Red Hat unveils Kubernetes connectivity solution to tame multi-cloud chaos

Integrating traffic management, policy enforcement, and role-based access control, Red Hat Connectivity Link is a new technology from IBM’s Red Hat business unit that’s aimed at simplifying how enterprises manage application connectivity across distributed cloud environments. The technology is based on the open-source Kuadrant project, which combines traffic routing, security controls, and policy management capabilities that organizations typically handle through separate tools.

Red Hat Connectivity Link integrates several critical capabilities that traditionally required separate solutions:

  • Advanced traffic management and routing
  • Policy enforcement mechanisms
  • Role-based access control (RBAC)
  • Authentication and security policies
  • Rate limiting controls
  • DNS configuration management
  • TLS certificate handling

Red Hat Connectivity Link is not mesh

In recent years, cloud-native Kubernetes deployments have increasingly adopted service mesh technologies like the Istio project. While it is possible to do networking connectivity with a mesh topology, that’s not quite the approach that Red Hat Connectivity Link is taking.

“Connectivity Link is utilizing the Gateway API, which was introduced by the Kubernetes community a little over one year ago, as well as integrating with different cloud service providers’ DNS solutions,” Chris Ferreira, senior principal technical product manager at Red Hat, explained to Network World.

Red Hat Connectivity Link is not a mesh, Ferreira emphasized.
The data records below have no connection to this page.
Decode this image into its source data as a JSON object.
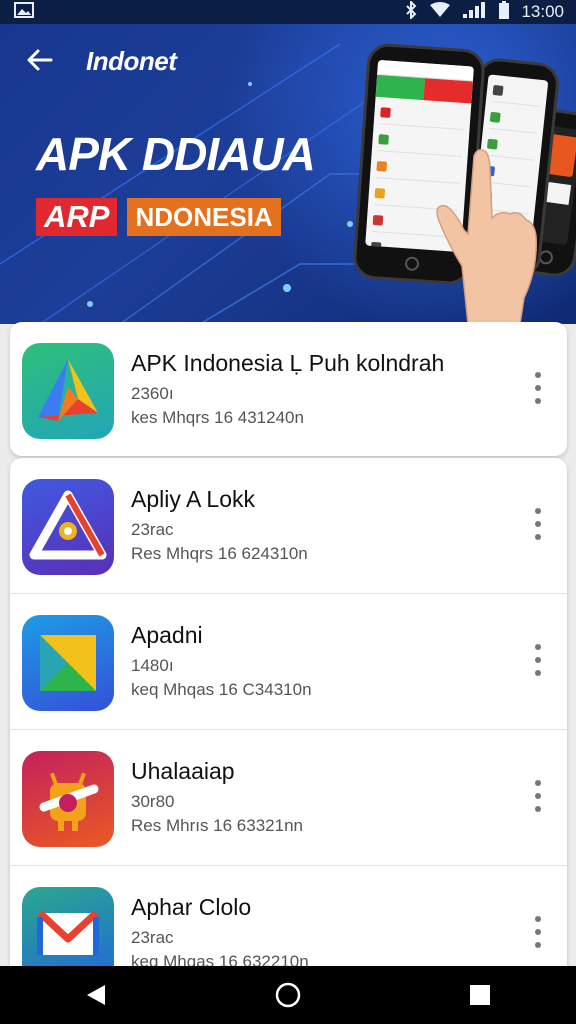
{
  "status_bar": {
    "time": "13:00",
    "icons": [
      "image-icon",
      "bluetooth-icon",
      "wifi-icon",
      "signal-icon",
      "battery-icon"
    ]
  },
  "header": {
    "back_icon": "arrow-left-icon",
    "title": "Indonet",
    "headline": "APK DDIAUA",
    "tag_red": "ARP",
    "tag_orange": "NDONESIA"
  },
  "apps": [
    {
      "name": "APK Indonesia Ḷ Puh kolndrah",
      "version": "2360ı",
      "meta": "kes Mhqrs 16 431240n",
      "icon": "drive-triangle-icon"
    },
    {
      "name": "Apliy A Lokk",
      "version": "23rac",
      "meta": "Res Mhqrs 16 624310n",
      "icon": "triangle-badge-icon"
    },
    {
      "name": "Apadni",
      "version": "1480ı",
      "meta": "keq Mhqas 16 C34310n",
      "icon": "folded-square-icon"
    },
    {
      "name": "Uhalaaiap",
      "version": "30r80",
      "meta": "Res Mhrıs 16 63321nn",
      "icon": "android-robot-icon"
    },
    {
      "name": "Aphar Clolo",
      "version": "23rac",
      "meta": "keq Mhqas 16 632210n",
      "icon": "mail-envelope-icon"
    }
  ],
  "nav": {
    "back": "back-triangle-icon",
    "home": "home-circle-icon",
    "recent": "recent-square-icon"
  },
  "colors": {
    "banner": "#1b3a92",
    "tag_red": "#e0282e",
    "tag_orange": "#e4711e",
    "nav_bg": "#000000"
  }
}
It’s an Envoy plugin through which Red Hat is able to integrate different capabilities beyond the standard features of an Istio or LinkerD mesh. He explained that via integrations with cloud DNS, as well as configuration mirroring, Red Hat Connectivity Link provides access to multiple clusters and workload health checks. It is also aware of appropriate routing, load balancing, and failover, and it’s able to create/edit/delete CNAME, A Records, Zones and more within any DNS provider in an automated, systematic approach, Ferreira said.

A key goal with Red Hat Connectivity Link is to make it easier for organizations to set up, manage and monitor cloud-native connectivity. Ferreira noted that the technology brings the core capabilities cloud administrators need for connectivity down to a single interface that is fully API-driven. Being API-driven enables automation as well as modern GitOps and DevOps workflows.

Why the Kubernetes Gateway API is better way to connect cloud-native deployments

The Kubernetes gateway API is, in some respects, an evolution of the earlier Ingress controller in Kubernetes. That said, Ferreira argued that the Gateway API is much more than just a new ingress controller standard. For example, it is role oriented, which will allow cluster operators to define how shared infrastructure can be used by many different groups, Ferreira noted.

The Gateway API also has more “expressiveness,” according to Ferreira.

“Gateway API resources provide out-of-the-box capabilities for things like header-based matching, traffic weighting, and more that are only currently possible in current ingress standards via custom code,” he said. “This allows for more intelligent routing, security and isolation of specific routes without the necessity of writing custom code or deploying extra resources.”

Multiple dashboards complement Red Hat Connectivity Link

For many administrators, dashboards are the primary way services are managed and configured.

Ferreira explained that Red Hat Connectivity Link ships with a dynamic console plugin for the Red Hat OpenShift Console as well as dashboards already available in the open-source Grafana dashboard catalog. The Grafana dashboard templates for Red Hat Connectivity Link are based on three separate personas: platform operator, application developer, and business user to ensure quick capability to metrics gathering. There are even more options for OpenShift.

“Within the OpenShift console you can directly edit, configure pre-made or your own YAML templates to set up rate limit policies, DNS policies, TLS policies and more,” he said. “You also have real-time visibility on those policies, where they are set to, and whether or not they are being enforced.”